Monday, March 08, 2010

The Randomness that Makes Me

I want to be a writer. It’s all I’ve ever genuinely wanted in life.

But I settle for what’s easier; a receptionist, a secretary, a coffee shop. I have a tendency to loose sight of myself and settle for what’s easy and, more so, what causes the fewest waves.

I have a book called “Get a Freelance Life” (thanks, Josh!) and I’ve read it at least ten times. I am still not a freelance writer.

I don’t want it to be a hobby. It is all I want to do. It is has always been the one thing I’ve always wanted to do. It defines the essence of who I am.

I have a passion to communicate and I can’t turn it off.


I have an ex-fiancé. I dated him for just shy of five years.

It was the best of times and the worst of times. As are the years of everyone’s life from the age of 16 to 21. The world is in the palm of your hands during those years. Unfortunately, I spent mine in the palm of his hands during those years.

It was a very high profile, seemingly perfect relationship; social, popular, funny, perfect.

Really, it was; manipulative, dishonest, horrible and tortured.

In the words of Taylor Swift (someone shoot me for quoting her), “Back then I swore I was gonna marry him some day but I’ve realized some bigger dreams of mine.” Or something like that.

I feel like this is a significant detail about my life and I don’t know why exactly I feel compelled to share it with anyone. It is an experience that defines a great deal of who I have become.


I believe in the Gospel of Grace. And only grace.

I don’t care how fucked up you think you are. There is no difference between me, you, and that guy (quick… point at someone; we need a third party. It doesn’t matter who, I’m trying to make a point here).

I don’t care what you think you deserve, what you have earned, or what someone else doesn’t deserve because they haven’t earned it. I am not the one to deem anyone good enough. Neither are you. My standards don’t come from you.

At the end of the day, we are all selfish.


I need you. And you and you and you.

The hardest lesson I have ever learned is that I need people. I am imperfect, to say the least. Without other people, I am not whole. I have to beat down my pride to remember this every day. I don’t want to hear what you have to say about me … but I need to hear it. You are my sounding board.

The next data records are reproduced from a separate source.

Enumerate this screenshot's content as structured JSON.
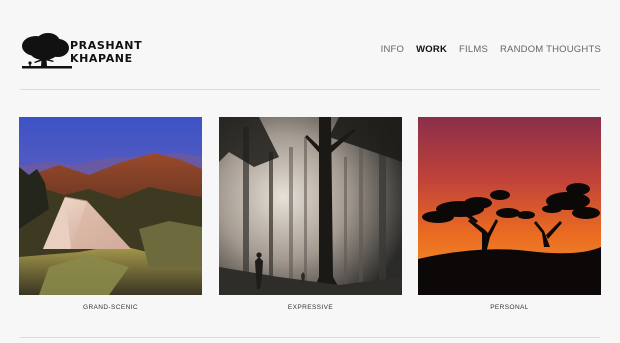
{
  "brand": {
    "line1": "PRASHANT",
    "line2": "KHAPANE"
  },
  "nav": [
    {
      "label": "INFO",
      "active": false
    },
    {
      "label": "WORK",
      "active": true
    },
    {
      "label": "FILMS",
      "active": false
    },
    {
      "label": "RANDOM THOUGHTS",
      "active": false
    }
  ],
  "gallery": [
    {
      "caption": "GRAND-SCENIC"
    },
    {
      "caption": "EXPRESSIVE"
    },
    {
      "caption": "PERSONAL"
    }
  ],
  "colors": {
    "background": "#f7f7f7",
    "rule": "#dcdcdc",
    "nav_active": "#111111",
    "nav_inactive": "#666666"
  }
}
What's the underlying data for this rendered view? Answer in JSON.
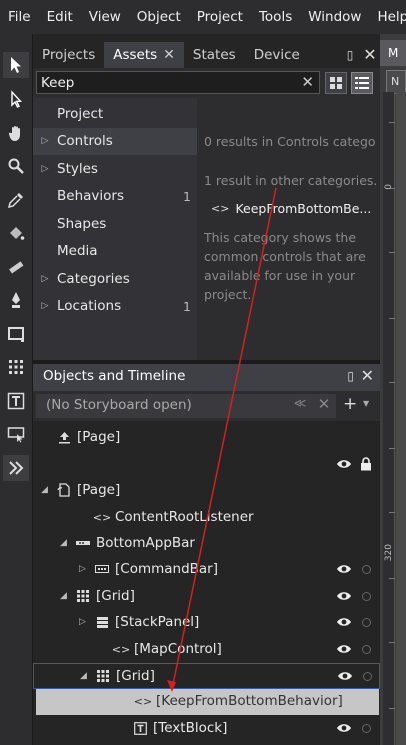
{
  "menu": [
    "File",
    "Edit",
    "View",
    "Object",
    "Project",
    "Tools",
    "Window",
    "Help"
  ],
  "assets_panel": {
    "tabs": [
      {
        "label": "Projects",
        "active": false
      },
      {
        "label": "Assets",
        "active": true,
        "closable": true
      },
      {
        "label": "States",
        "active": false
      },
      {
        "label": "Device",
        "active": false
      }
    ],
    "search_value": "Keep",
    "categories": [
      {
        "label": "Project",
        "expandable": false,
        "count": ""
      },
      {
        "label": "Controls",
        "expandable": true,
        "count": "",
        "selected": true
      },
      {
        "label": "Styles",
        "expandable": true,
        "count": ""
      },
      {
        "label": "Behaviors",
        "expandable": false,
        "count": "1"
      },
      {
        "label": "Shapes",
        "expandable": false,
        "count": ""
      },
      {
        "label": "Media",
        "expandable": false,
        "count": ""
      },
      {
        "label": "Categories",
        "expandable": true,
        "count": ""
      },
      {
        "label": "Locations",
        "expandable": true,
        "count": "1"
      }
    ],
    "results_heading": "0 results in Controls catego",
    "other_heading": "1 result in other categories.",
    "result_item": "KeepFromBottomBe...",
    "description": "This category shows the common controls that are available for use in your project."
  },
  "objects_panel": {
    "title": "Objects and Timeline",
    "storyboard": "(No Storyboard open)",
    "tree": [
      {
        "label": "[Page]",
        "indent": 0,
        "twisty": "",
        "icon": "up-arrow-icon",
        "eye": false
      },
      {
        "label": "",
        "indent": 0,
        "twisty": "",
        "icon": "",
        "eye": true,
        "lock": true
      },
      {
        "label": "[Page]",
        "indent": 0,
        "twisty": "down",
        "icon": "page-icon",
        "eye": false
      },
      {
        "label": "ContentRootListener",
        "indent": 2,
        "twisty": "",
        "icon": "code-icon",
        "eye": false
      },
      {
        "label": "BottomAppBar",
        "indent": 1,
        "twisty": "down",
        "icon": "appbar-icon",
        "eye": false
      },
      {
        "label": "[CommandBar]",
        "indent": 2,
        "twisty": "right",
        "icon": "commandbar-icon",
        "eye": true
      },
      {
        "label": "[Grid]",
        "indent": 1,
        "twisty": "down",
        "icon": "grid-icon",
        "eye": true
      },
      {
        "label": "[StackPanel]",
        "indent": 2,
        "twisty": "right",
        "icon": "stackpanel-icon",
        "eye": true
      },
      {
        "label": "[MapControl]",
        "indent": 3,
        "twisty": "",
        "icon": "code-icon",
        "eye": true
      },
      {
        "label": "[Grid]",
        "indent": 2,
        "twisty": "down",
        "icon": "grid-icon",
        "eye": true,
        "outlined": true
      },
      {
        "label": "[KeepFromBottomBehavior]",
        "indent": 4,
        "twisty": "",
        "icon": "code-icon",
        "eye": false,
        "dragging": true
      },
      {
        "label": "[TextBlock]",
        "indent": 4,
        "twisty": "",
        "icon": "textblock-icon",
        "eye": true
      }
    ]
  },
  "artboard": {
    "doc_tab": "M",
    "chip": "N",
    "ruler_labels": [
      "0",
      "320"
    ]
  },
  "colors": {
    "drag_arrow": "#d42020",
    "accent_outline": "#3a5a9c"
  }
}
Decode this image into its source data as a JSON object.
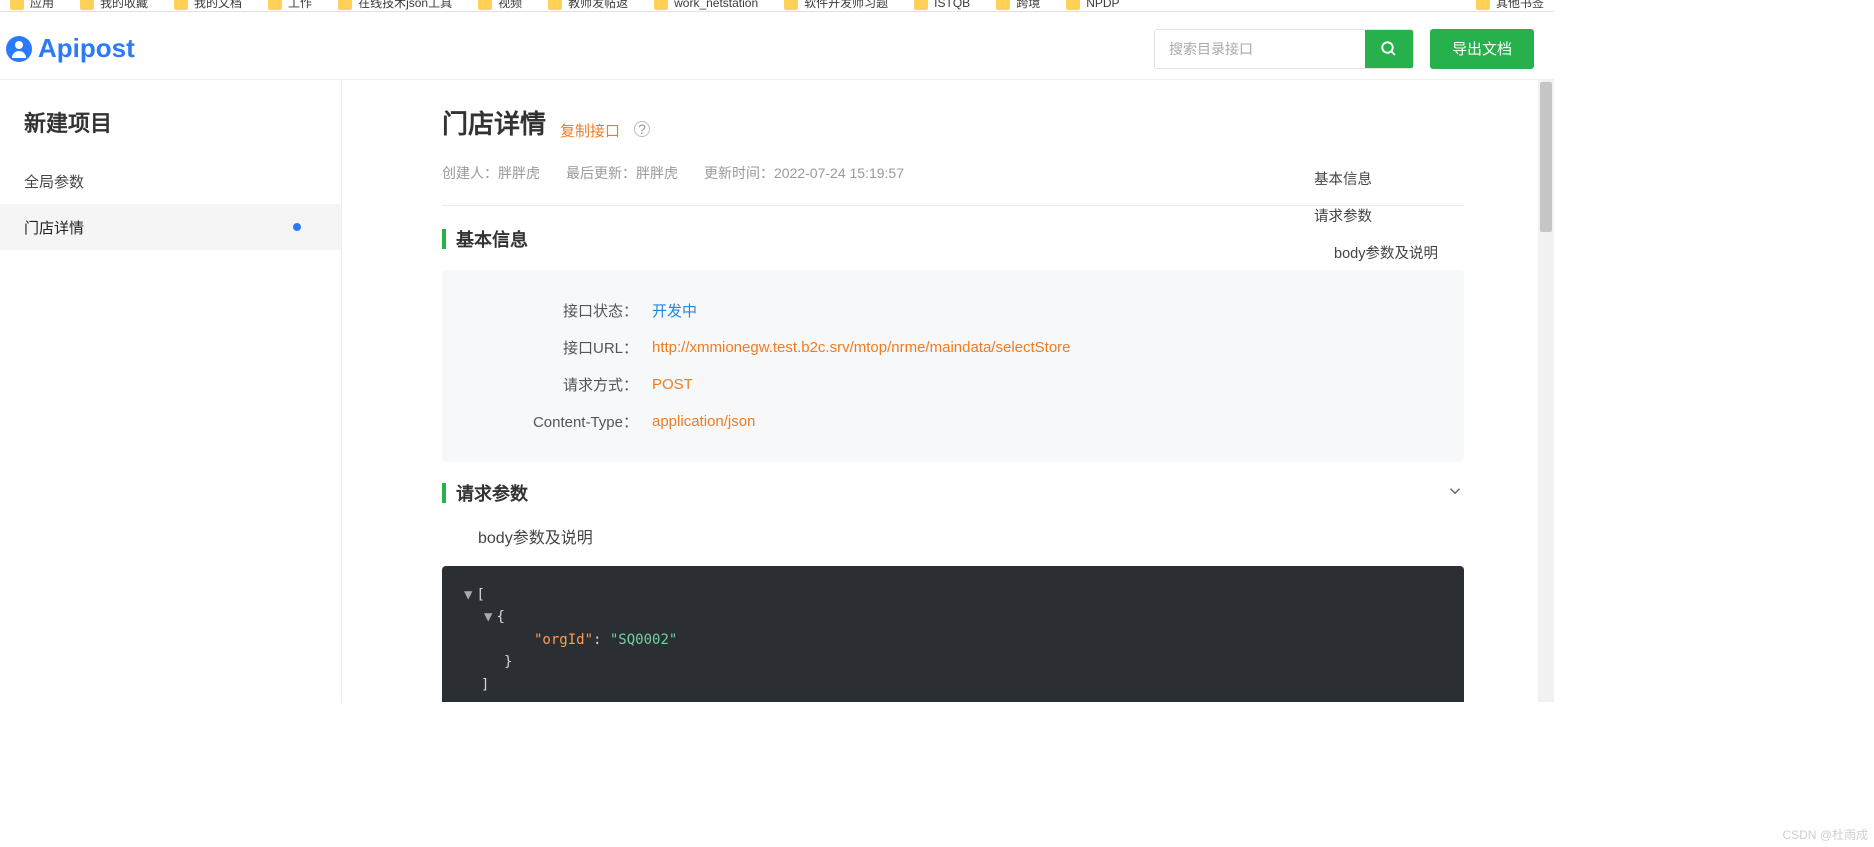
{
  "bookmarks": {
    "left": [
      "应用",
      "我的收藏",
      "我的文档",
      "工作",
      "在线技术json工具",
      "视频",
      "教师发帖返",
      "work_netstation",
      "软件开发师习题",
      "ISTQB",
      "跨境",
      "NPDP"
    ],
    "right": "其他书签"
  },
  "brand": "Apipost",
  "header": {
    "search_placeholder": "搜索目录接口",
    "export_label": "导出文档"
  },
  "sidebar": {
    "title": "新建项目",
    "items": [
      {
        "label": "全局参数",
        "active": false
      },
      {
        "label": "门店详情",
        "active": true
      }
    ]
  },
  "page": {
    "title": "门店详情",
    "copy_label": "复制接口",
    "meta": {
      "creator_label": "创建人：",
      "creator": "胖胖虎",
      "updater_label": "最后更新：",
      "updater": "胖胖虎",
      "updated_label": "更新时间：",
      "updated_at": "2022-07-24 15:19:57"
    }
  },
  "sections": {
    "basic_title": "基本信息",
    "request_title": "请求参数",
    "body_sub_title": "body参数及说明"
  },
  "basic_info": {
    "rows": [
      {
        "label": "接口状态：",
        "value": "开发中",
        "link": true
      },
      {
        "label": "接口URL：",
        "value": "http://xmmionegw.test.b2c.srv/mtop/nrme/maindata/selectStore",
        "link": false
      },
      {
        "label": "请求方式：",
        "value": "POST",
        "link": false
      },
      {
        "label": "Content-Type：",
        "value": "application/json",
        "link": false
      }
    ]
  },
  "body_json": {
    "key": "\"orgId\"",
    "value": "\"SQ0002\""
  },
  "toc": {
    "items": [
      {
        "label": "基本信息",
        "sub": false
      },
      {
        "label": "请求参数",
        "sub": false
      },
      {
        "label": "body参数及说明",
        "sub": true
      }
    ]
  },
  "watermark": "CSDN @杜雨成"
}
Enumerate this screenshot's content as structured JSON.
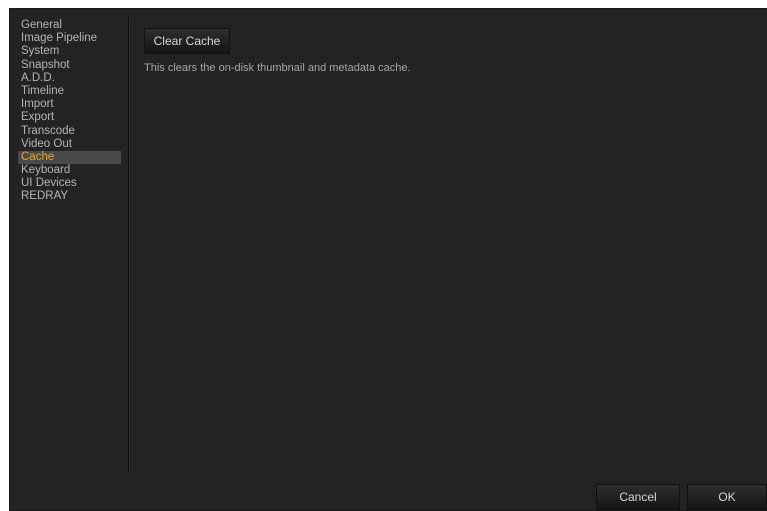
{
  "sidebar": {
    "items": [
      {
        "label": "General"
      },
      {
        "label": "Image Pipeline"
      },
      {
        "label": "System"
      },
      {
        "label": "Snapshot"
      },
      {
        "label": "A.D.D."
      },
      {
        "label": "Timeline"
      },
      {
        "label": "Import"
      },
      {
        "label": "Export"
      },
      {
        "label": "Transcode"
      },
      {
        "label": "Video Out"
      },
      {
        "label": "Cache"
      },
      {
        "label": "Keyboard"
      },
      {
        "label": "UI Devices"
      },
      {
        "label": "REDRAY"
      }
    ],
    "selected": "Cache"
  },
  "cache_panel": {
    "clear_button_label": "Clear Cache",
    "description": "This clears the on-disk thumbnail and metadata cache."
  },
  "footer": {
    "cancel_label": "Cancel",
    "ok_label": "OK"
  },
  "colors": {
    "background": "#232323",
    "selected_text": "#e2a83c",
    "selected_bg": "#4a4a4a"
  }
}
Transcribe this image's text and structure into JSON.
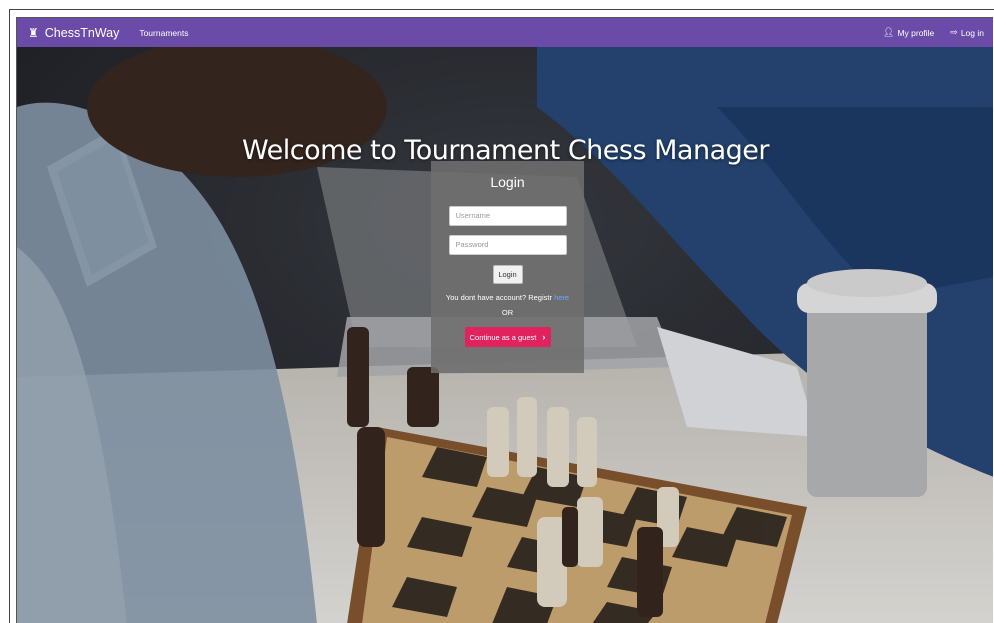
{
  "navbar": {
    "brand_icon": "chess-rook-icon",
    "brand": "ChessTnWay",
    "tournaments": "Tournaments",
    "my_profile": "My profile",
    "log_in": "Log in",
    "color": "#6a4ca8"
  },
  "hero": {
    "title": "Welcome to Tournament Chess Manager"
  },
  "login": {
    "title": "Login",
    "username_placeholder": "Username",
    "password_placeholder": "Password",
    "login_button": "Login",
    "account_text": "You dont have account? Registr",
    "register_link": "here",
    "or": "OR",
    "guest_button": "Continue as a guest",
    "guest_color": "#e0235f"
  }
}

I’m a pastor’s kid. I have never said that out loud without shame or embarrassment.

It wasn’t the best experience for me… nor was it the worst. The experience is at the root of my habitual fakeness. Every day I have to consciously shake it off and force me to be me, no matter what that looks like.

I am passionate about making sure this isn’t anyone else’s experience of church. That is not gospel.


I’m a funny mother fucker. And I love to laugh.

I have always thought that if I can laugh at the end of the day, then life must be alright. Laughter breaks all sorts of walls and bridges the furthest distance. I laugh at inappropriate times, at inappropriate topics. I can make any situation into something funny.

Sometimes it becomes my defense mechanism. Other times it is my coping mechanism. I prefer it just be out of pure hilarity though. Smile.